Un dernier mot sur les règles, multilingues, et bourrées d’approximations… Beaucoup de choses ne sont pas explicites (voire, pas expliquées tout court), les exemples ne sont pas bien choisis, et on trouve des morceaux d’iconographie de-ci de-là, alors que tout devrait être rassemblé sur la même page, voire même sur une aide de jeu. Visiblement, l’éditeur ne devait pas connaître son existence, et il faudra vous faire un mémo maison avant de vous lancer dans une première partie (sous peine d’aller-retours incessants vers la règle de jeu, j’en sais quelque chose).
Avant de se lancer véritablement dans le vif du sujet, nous voilà quelque peu refroidis par ce cumul de petites erreurs.
Nom de Zeus !
Faisons fi de ces problèmes d’édition, et tournons nous vers le jeu lui-même. Comme je l’ai indiqué plus haut, Bomarzo est un jeu de pose d’ouvriers basé sur la récolte et la production de trois, voire quatre ressources différentes. Pour mémoire, on retrouve le vin, la nourriture, et l’argent auxquels on peut ajouter les cartes qui ont une importance capitale.
En début de tour, on récupère des denrées. Pour cela, on compte les ressources apparaissant sur les cartes précédemment jouées devant soi, et aussi celles obtenues par nos travailleurs.
Sur le plateau individuel des joueurs, on trouve différentes échelles sur lesquelles évoluent nos ouvriers ; celles-ci contiennent des paliers qui, une fois atteints par nos travailleurs, permettent de débloquer ces denrées supplémentaires.
Ensuite, dans l’ordre du tour, à partir du premier joueur (qui changera à chaque tour), chacun utilise un marqueur d’action qu’il place sur le plateau central ou sur une des cartes de Divinité. Sur le plateau central, on peut refaire son stock de ressources, sans avoir à utiliser des éléments de sa réserve (ce placement est gratuit).
Le premier joueur à se placer sur la zone de vin récupère un cube violet, les joueurs suivants n’en récupérant qu’un seul. Pour les zones de nourriture et d’argent, en fonction de l’ordre d’arrivée des joueurs, on récupérera 3, 2, ou 1 seule de ces ressources.
Se placer sur une Divinité est un peu plus vicieux, car réaliser l’action liée au Dieu correspondant nécessite une offrande indiquée sur la carte.
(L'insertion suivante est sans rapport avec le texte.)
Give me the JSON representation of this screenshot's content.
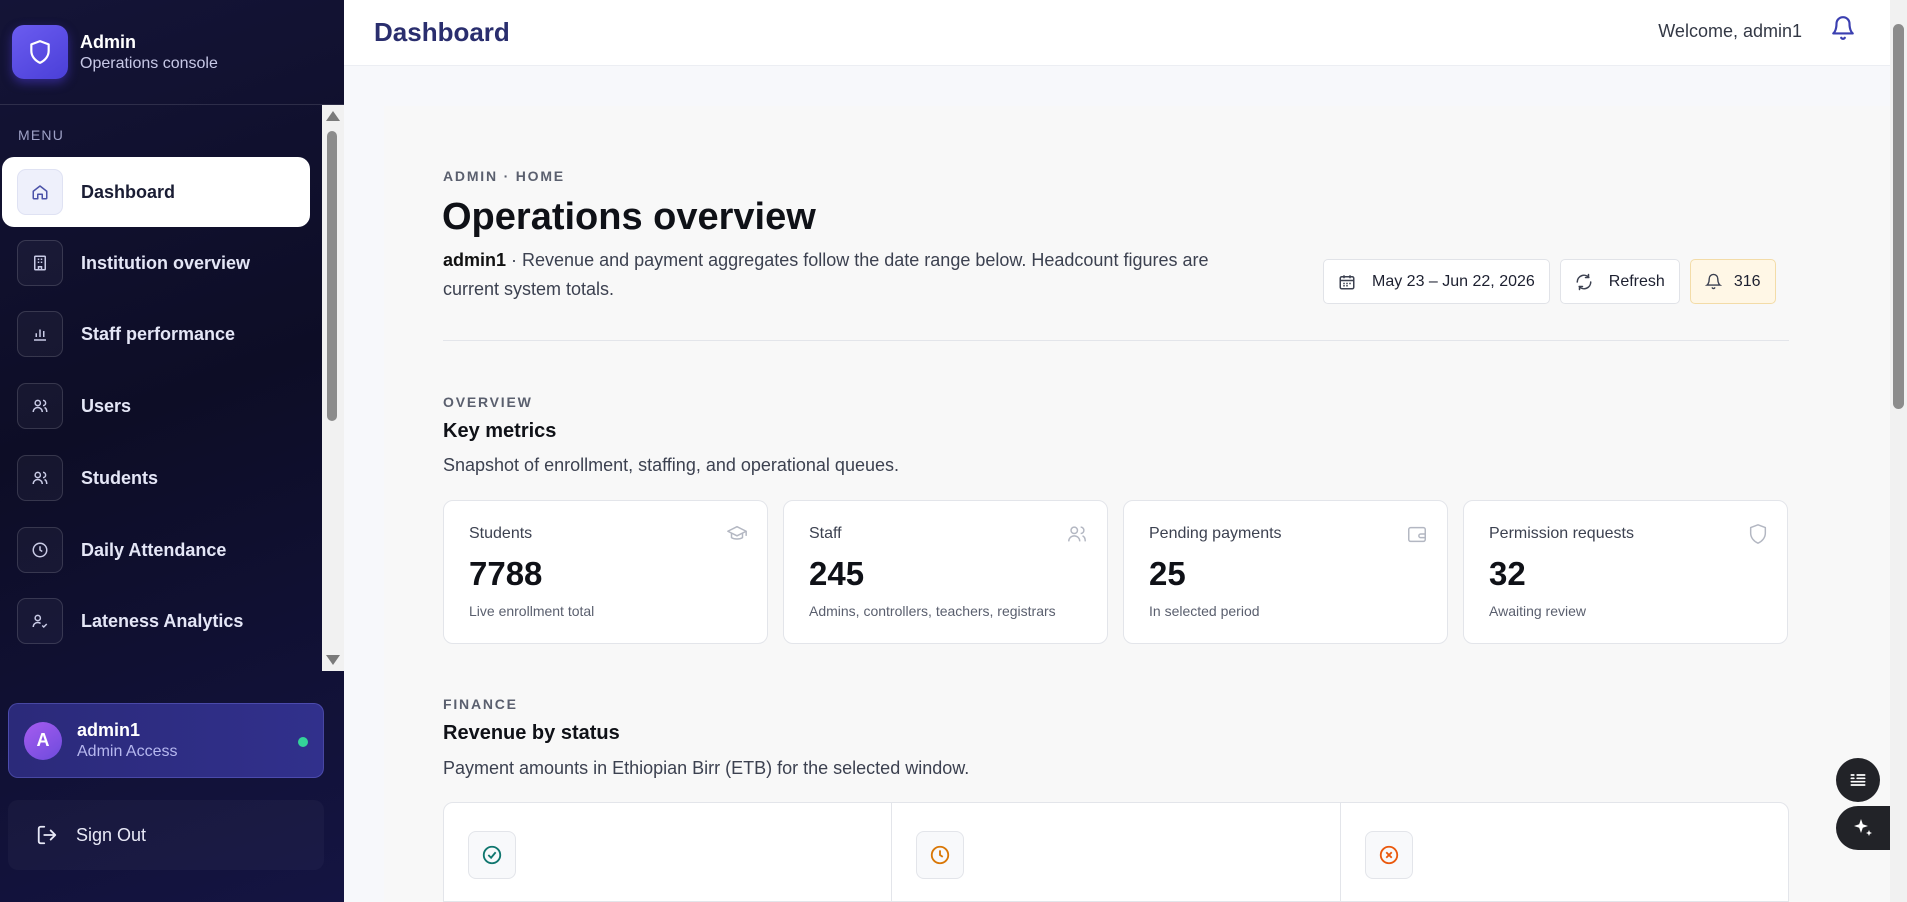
{
  "brand": {
    "title": "Admin",
    "subtitle": "Operations console"
  },
  "sidebar": {
    "menu_label": "MENU",
    "items": [
      {
        "label": "Dashboard",
        "icon": "home-icon",
        "active": true
      },
      {
        "label": "Institution overview",
        "icon": "building-icon"
      },
      {
        "label": "Staff performance",
        "icon": "bar-chart-icon"
      },
      {
        "label": "Users",
        "icon": "users-icon"
      },
      {
        "label": "Students",
        "icon": "users-icon"
      },
      {
        "label": "Daily Attendance",
        "icon": "clock-icon"
      },
      {
        "label": "Lateness Analytics",
        "icon": "user-check-icon"
      }
    ]
  },
  "user": {
    "initial": "A",
    "name": "admin1",
    "role": "Admin Access",
    "status_color": "#34d399"
  },
  "signout": {
    "label": "Sign Out"
  },
  "topbar": {
    "title": "Dashboard",
    "welcome": "Welcome, admin1"
  },
  "header": {
    "breadcrumb": "ADMIN · HOME",
    "title": "Operations overview",
    "user": "admin1",
    "description": " · Revenue and payment aggregates follow the date range below. Headcount figures are current system totals.",
    "date_range": "May 23 – Jun 22, 2026",
    "refresh_label": "Refresh",
    "notification_count": "316"
  },
  "overview": {
    "eyebrow": "OVERVIEW",
    "title": "Key metrics",
    "subtitle": "Snapshot of enrollment, staffing, and operational queues.",
    "metrics": [
      {
        "label": "Students",
        "value": "7788",
        "note": "Live enrollment total",
        "icon": "graduation-cap-icon"
      },
      {
        "label": "Staff",
        "value": "245",
        "note": "Admins, controllers, teachers, registrars",
        "icon": "users-icon"
      },
      {
        "label": "Pending payments",
        "value": "25",
        "note": "In selected period",
        "icon": "wallet-icon"
      },
      {
        "label": "Permission requests",
        "value": "32",
        "note": "Awaiting review",
        "icon": "shield-icon"
      }
    ]
  },
  "finance": {
    "eyebrow": "FINANCE",
    "title": "Revenue by status",
    "subtitle": "Payment amounts in Ethiopian Birr (ETB) for the selected window.",
    "status_icons": [
      "check-circle-icon",
      "clock-icon",
      "x-circle-icon"
    ],
    "colors": {
      "paid": "#0f766e",
      "pending": "#d97706",
      "failed": "#ea580c"
    }
  },
  "colors": {
    "accent": "#2a2e6e",
    "sidebar_bg": "#0d0d26",
    "brand_purple": "#5b4ee6"
  }
}
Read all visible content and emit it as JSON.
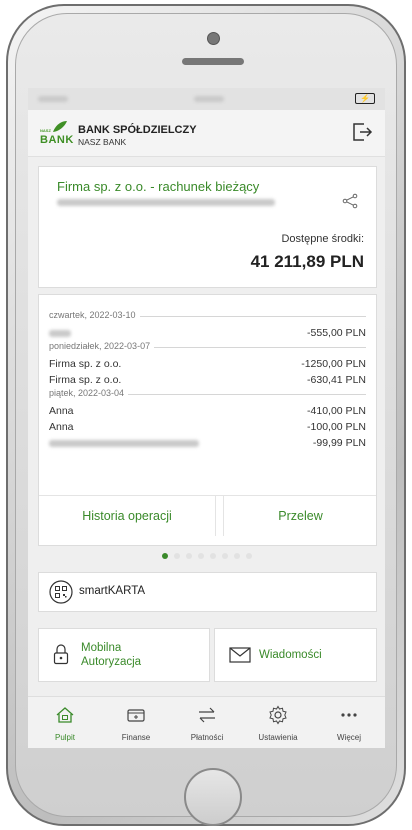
{
  "status_bar": {
    "battery_icon": "battery-charging-icon"
  },
  "header": {
    "brand_top": "NASZ",
    "brand_word": "BANK",
    "bank_name": "BANK SPÓŁDZIELCZY",
    "bank_subtitle": "NASZ BANK",
    "logout_icon": "logout-icon"
  },
  "account": {
    "name": "Firma sp. z o.o. - rachunek bieżący",
    "available_label": "Dostępne środki:",
    "available_amount": "41 211,89 PLN",
    "share_icon": "share-icon"
  },
  "transactions": {
    "groups": [
      {
        "date": "czwartek, 2022-03-10",
        "items": [
          {
            "name": "",
            "amount": "-555,00 PLN"
          }
        ]
      },
      {
        "date": "poniedziałek, 2022-03-07",
        "items": [
          {
            "name": "Firma sp. z o.o.",
            "amount": "-1250,00 PLN"
          },
          {
            "name": "Firma sp. z o.o.",
            "amount": "-630,41 PLN"
          }
        ]
      },
      {
        "date": "piątek, 2022-03-04",
        "items": [
          {
            "name": "Anna",
            "amount": "-410,00 PLN"
          },
          {
            "name": "Anna",
            "amount": "-100,00 PLN"
          },
          {
            "name": "",
            "amount": "-99,99 PLN"
          }
        ]
      }
    ],
    "history_button": "Historia operacji",
    "transfer_button": "Przelew"
  },
  "pager": {
    "count": 8,
    "active_index": 0
  },
  "smartkarta": {
    "label": "smartKARTA"
  },
  "mobile_auth": {
    "label_line1": "Mobilna",
    "label_line2": "Autoryzacja"
  },
  "messages": {
    "label": "Wiadomości"
  },
  "tabs": [
    {
      "label": "Pulpit",
      "icon": "home-icon",
      "active": true
    },
    {
      "label": "Finanse",
      "icon": "wallet-icon",
      "active": false
    },
    {
      "label": "Płatności",
      "icon": "transfer-arrows-icon",
      "active": false
    },
    {
      "label": "Ustawienia",
      "icon": "gear-icon",
      "active": false
    },
    {
      "label": "Więcej",
      "icon": "more-icon",
      "active": false
    }
  ],
  "colors": {
    "accent": "#3a8a2a",
    "background": "#efefef"
  }
}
Le premier joueur à déposer un marqueur action sur une carte devra poser des ressources sur celle-ci, avec cette offrande minimum (qu’il est libre d’augmenter). Si un autre joueur convoite le même Dieu, il devra faire un don de valeur au minimum identique au total des cubes de la carte, en ajoutant une ressource de son choix (le vin étant un joker remplaçant nourriture ou argent), et ainsi de suite pour les joueurs suivants…
On comprendra donc que tarder à faire une action signifie probablement devoir se résoudre à ne pas la faire, tant le coût deviendra rapidement prohibitif !
Les Dieux permettent de :
Améliorer nos travailleurs de 2 crans (au choix) sur les échelles individuelles
Piocher des cartes supplémentaires (vous savez, la fameuse 4e ressource)
S’emparer de ressources qui ont déjà été placées comme offrandes
Jouer une carte dont le symbole correspond à celui de la Divinité
Influencer l’ordre d’importance des Dieux
Avancer sur les échelles de développement (une possibilité alternative à celle donnée par la pose de cartes)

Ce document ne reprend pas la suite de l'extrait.